The shed smelled of gasoline and something sweeter—

old soil, maybe, or what wood does

when no one opens it for years.


The shovel was in the back corner,

leaning against the cinder block wall.

Paint on the handle—not from painting,

just from being near things that were painted.

Rust at the collar where the blade met the wood.


I picked it up.


The handle was worn smooth in two places.

Not from one afternoon.

From years of returning to the same grip—

the same two spots, because that's how you carry a thing:

you find the hold and you keep it.


I had no use for it.

I kept holding it anyway.


Outside, the afternoon went on.

I stood there in the smell of old work

and thought about putting it in the truck

and thought about leaving it

and did neither for a while.


I set it back finally

against the same wall, in roughly the same position,

and left it for whoever comes next to decide.

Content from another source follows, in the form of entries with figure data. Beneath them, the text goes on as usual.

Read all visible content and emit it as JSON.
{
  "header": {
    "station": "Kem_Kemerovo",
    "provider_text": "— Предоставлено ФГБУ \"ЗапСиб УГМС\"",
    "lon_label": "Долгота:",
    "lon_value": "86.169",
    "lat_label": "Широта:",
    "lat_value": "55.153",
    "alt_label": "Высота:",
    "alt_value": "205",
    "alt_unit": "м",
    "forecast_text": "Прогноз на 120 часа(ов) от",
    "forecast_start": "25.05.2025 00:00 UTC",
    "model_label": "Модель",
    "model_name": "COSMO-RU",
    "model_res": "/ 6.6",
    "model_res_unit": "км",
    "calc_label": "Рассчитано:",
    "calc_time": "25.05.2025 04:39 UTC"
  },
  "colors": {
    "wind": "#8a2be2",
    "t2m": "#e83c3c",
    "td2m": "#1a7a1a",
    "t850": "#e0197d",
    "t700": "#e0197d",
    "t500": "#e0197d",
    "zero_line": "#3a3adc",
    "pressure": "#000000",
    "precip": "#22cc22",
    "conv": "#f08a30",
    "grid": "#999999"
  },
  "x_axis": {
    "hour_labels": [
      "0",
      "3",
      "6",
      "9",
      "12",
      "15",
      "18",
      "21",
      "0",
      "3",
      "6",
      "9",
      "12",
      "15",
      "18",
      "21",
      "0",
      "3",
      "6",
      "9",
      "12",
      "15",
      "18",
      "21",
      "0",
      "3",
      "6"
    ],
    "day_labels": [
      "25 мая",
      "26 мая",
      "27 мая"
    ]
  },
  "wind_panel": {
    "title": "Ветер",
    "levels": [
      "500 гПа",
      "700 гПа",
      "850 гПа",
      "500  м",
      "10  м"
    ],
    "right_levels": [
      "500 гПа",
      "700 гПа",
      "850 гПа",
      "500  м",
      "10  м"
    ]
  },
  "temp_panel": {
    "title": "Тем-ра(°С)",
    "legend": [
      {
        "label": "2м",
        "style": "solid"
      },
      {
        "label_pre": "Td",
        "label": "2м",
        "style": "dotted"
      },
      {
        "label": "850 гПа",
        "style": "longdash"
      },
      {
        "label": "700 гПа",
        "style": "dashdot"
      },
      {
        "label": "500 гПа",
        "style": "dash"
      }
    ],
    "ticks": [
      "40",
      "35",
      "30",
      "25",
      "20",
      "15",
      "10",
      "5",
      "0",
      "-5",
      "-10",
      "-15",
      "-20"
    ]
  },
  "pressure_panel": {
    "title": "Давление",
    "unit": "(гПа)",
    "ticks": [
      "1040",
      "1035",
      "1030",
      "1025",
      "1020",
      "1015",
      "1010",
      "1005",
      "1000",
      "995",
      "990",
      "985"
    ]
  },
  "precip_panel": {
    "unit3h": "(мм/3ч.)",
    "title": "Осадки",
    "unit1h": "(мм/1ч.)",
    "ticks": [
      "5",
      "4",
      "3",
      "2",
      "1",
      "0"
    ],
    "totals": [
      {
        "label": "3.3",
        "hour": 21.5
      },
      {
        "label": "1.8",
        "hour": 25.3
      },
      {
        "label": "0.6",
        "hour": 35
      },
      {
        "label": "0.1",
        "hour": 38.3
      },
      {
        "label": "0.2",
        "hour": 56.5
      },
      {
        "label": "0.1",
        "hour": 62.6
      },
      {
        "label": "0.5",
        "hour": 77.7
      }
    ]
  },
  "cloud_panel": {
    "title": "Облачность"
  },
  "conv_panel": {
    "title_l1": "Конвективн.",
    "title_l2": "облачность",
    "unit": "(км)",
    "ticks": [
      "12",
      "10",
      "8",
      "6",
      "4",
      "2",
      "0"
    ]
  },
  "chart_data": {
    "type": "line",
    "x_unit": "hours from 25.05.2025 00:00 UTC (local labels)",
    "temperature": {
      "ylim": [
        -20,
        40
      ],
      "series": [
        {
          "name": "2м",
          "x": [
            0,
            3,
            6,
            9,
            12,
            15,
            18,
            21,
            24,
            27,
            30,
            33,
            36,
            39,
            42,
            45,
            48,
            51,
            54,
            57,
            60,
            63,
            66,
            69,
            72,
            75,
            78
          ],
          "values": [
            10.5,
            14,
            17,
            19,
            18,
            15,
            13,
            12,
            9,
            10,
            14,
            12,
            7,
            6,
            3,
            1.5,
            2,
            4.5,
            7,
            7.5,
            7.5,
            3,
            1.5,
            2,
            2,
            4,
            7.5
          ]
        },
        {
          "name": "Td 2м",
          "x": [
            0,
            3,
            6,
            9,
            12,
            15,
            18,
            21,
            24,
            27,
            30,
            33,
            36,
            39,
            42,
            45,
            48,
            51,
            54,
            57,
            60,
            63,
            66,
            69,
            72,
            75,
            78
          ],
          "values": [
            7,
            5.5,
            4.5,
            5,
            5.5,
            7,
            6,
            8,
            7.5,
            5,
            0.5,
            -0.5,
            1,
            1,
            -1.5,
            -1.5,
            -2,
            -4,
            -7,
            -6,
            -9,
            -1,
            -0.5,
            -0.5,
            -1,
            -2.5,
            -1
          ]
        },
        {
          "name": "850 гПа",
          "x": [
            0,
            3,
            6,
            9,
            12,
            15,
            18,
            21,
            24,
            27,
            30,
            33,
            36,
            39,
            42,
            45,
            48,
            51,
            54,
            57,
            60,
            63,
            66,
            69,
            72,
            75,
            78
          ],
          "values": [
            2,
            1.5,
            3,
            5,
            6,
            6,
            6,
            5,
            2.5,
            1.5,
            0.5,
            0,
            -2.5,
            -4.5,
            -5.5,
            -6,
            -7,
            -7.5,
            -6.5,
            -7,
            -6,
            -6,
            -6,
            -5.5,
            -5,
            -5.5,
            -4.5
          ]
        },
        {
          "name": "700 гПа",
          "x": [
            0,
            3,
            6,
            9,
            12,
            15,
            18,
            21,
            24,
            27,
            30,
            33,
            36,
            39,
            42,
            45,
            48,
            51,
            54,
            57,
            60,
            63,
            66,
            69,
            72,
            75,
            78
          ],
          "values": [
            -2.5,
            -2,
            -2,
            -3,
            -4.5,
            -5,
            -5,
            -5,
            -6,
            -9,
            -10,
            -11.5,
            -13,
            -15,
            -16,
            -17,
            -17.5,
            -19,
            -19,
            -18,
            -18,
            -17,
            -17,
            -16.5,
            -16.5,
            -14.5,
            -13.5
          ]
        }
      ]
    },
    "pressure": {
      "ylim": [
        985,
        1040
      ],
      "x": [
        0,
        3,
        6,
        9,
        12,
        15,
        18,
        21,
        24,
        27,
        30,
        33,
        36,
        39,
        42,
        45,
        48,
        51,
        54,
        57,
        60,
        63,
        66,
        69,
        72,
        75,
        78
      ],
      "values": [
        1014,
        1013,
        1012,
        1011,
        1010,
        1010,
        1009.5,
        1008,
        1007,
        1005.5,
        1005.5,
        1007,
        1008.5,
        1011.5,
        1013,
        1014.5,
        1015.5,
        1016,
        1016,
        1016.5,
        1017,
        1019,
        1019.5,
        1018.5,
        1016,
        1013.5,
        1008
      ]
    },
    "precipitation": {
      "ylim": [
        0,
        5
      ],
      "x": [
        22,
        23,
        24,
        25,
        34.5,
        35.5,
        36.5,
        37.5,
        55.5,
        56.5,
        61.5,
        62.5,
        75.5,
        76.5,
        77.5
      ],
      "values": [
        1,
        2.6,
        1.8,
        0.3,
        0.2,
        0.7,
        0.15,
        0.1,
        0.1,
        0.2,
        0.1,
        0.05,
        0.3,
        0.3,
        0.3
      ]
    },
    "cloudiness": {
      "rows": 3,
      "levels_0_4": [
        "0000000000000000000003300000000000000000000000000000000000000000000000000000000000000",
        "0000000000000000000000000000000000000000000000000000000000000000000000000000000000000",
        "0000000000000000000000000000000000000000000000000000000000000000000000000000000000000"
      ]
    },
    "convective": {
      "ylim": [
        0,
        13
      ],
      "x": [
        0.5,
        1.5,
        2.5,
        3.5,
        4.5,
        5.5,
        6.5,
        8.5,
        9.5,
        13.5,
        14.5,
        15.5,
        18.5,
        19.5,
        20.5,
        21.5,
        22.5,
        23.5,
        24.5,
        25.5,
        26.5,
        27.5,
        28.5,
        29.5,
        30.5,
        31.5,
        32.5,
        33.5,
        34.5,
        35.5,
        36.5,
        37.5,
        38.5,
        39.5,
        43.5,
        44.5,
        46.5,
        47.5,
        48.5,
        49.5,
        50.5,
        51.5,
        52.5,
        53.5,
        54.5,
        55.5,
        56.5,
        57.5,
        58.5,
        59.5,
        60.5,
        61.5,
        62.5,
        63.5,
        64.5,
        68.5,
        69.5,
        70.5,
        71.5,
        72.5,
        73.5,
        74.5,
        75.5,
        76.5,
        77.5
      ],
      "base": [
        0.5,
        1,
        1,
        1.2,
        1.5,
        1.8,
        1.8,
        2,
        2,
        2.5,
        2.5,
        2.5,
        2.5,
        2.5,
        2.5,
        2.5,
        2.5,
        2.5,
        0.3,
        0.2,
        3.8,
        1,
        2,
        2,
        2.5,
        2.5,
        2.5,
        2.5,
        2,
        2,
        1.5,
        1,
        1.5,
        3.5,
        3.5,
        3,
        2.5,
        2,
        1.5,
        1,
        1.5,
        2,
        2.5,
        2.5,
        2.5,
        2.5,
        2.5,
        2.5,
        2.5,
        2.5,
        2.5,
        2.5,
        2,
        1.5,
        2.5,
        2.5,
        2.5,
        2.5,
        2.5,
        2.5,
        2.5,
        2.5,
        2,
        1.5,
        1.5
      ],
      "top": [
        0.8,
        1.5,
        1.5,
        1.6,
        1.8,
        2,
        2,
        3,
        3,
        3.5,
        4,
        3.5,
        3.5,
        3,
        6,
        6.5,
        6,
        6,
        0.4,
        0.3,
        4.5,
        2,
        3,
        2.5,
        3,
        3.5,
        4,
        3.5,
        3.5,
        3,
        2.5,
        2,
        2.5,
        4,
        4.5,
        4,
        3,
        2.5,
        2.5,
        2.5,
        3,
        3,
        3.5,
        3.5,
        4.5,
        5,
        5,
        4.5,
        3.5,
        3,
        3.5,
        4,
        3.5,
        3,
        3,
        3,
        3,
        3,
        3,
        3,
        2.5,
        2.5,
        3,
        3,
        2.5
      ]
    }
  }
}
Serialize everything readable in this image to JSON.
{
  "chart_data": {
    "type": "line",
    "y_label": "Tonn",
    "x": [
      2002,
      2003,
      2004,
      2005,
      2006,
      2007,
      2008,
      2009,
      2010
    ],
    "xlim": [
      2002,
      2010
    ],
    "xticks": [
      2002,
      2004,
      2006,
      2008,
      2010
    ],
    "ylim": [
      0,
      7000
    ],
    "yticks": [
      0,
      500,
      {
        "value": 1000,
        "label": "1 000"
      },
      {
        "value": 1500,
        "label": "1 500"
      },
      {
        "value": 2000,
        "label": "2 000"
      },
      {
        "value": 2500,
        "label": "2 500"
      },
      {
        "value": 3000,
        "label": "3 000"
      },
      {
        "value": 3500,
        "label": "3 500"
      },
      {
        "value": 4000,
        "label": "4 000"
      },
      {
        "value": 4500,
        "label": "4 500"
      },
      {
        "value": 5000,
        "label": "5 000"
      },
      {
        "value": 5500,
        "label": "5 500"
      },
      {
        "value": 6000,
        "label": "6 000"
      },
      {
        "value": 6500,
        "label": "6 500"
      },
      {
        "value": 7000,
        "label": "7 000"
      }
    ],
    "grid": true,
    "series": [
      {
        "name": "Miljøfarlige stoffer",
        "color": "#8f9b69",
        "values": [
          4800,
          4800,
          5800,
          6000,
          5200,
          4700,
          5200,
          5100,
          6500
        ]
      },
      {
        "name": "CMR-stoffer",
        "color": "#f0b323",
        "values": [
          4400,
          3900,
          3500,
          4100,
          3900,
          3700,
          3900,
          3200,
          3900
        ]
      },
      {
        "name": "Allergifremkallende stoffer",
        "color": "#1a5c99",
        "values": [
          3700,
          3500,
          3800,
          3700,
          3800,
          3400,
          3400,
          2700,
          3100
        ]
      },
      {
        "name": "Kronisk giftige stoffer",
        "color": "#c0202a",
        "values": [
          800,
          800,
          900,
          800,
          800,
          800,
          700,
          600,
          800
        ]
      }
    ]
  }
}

But I keep thinking about the smooth places.

How the wood remembered exactly.

How wood doesn't know

what it helped carry.

#attachment #craftsmanship #labor #legacy #memory #solitude

34 likes · 5 comments · 1 trophy

bronze A Door Left Open

Comments

mizdor · Mar 20, 2026

I know exactly what you mean about the smooth spots on old tools. You can just feel it.

heat_sharper_longer · Mar 20, 2026

i can definitely smell the gasoline in the shed here.

siltcass · Mar 20, 2026

yeah it really lingers in those old spaces. thanks for reading.

paperlane · Mar 22, 2026

So real how tools get worn down in those specific spots over time.

small_scale · Mar 22, 2026

reminds me of the stuff sitting in the back of my garage.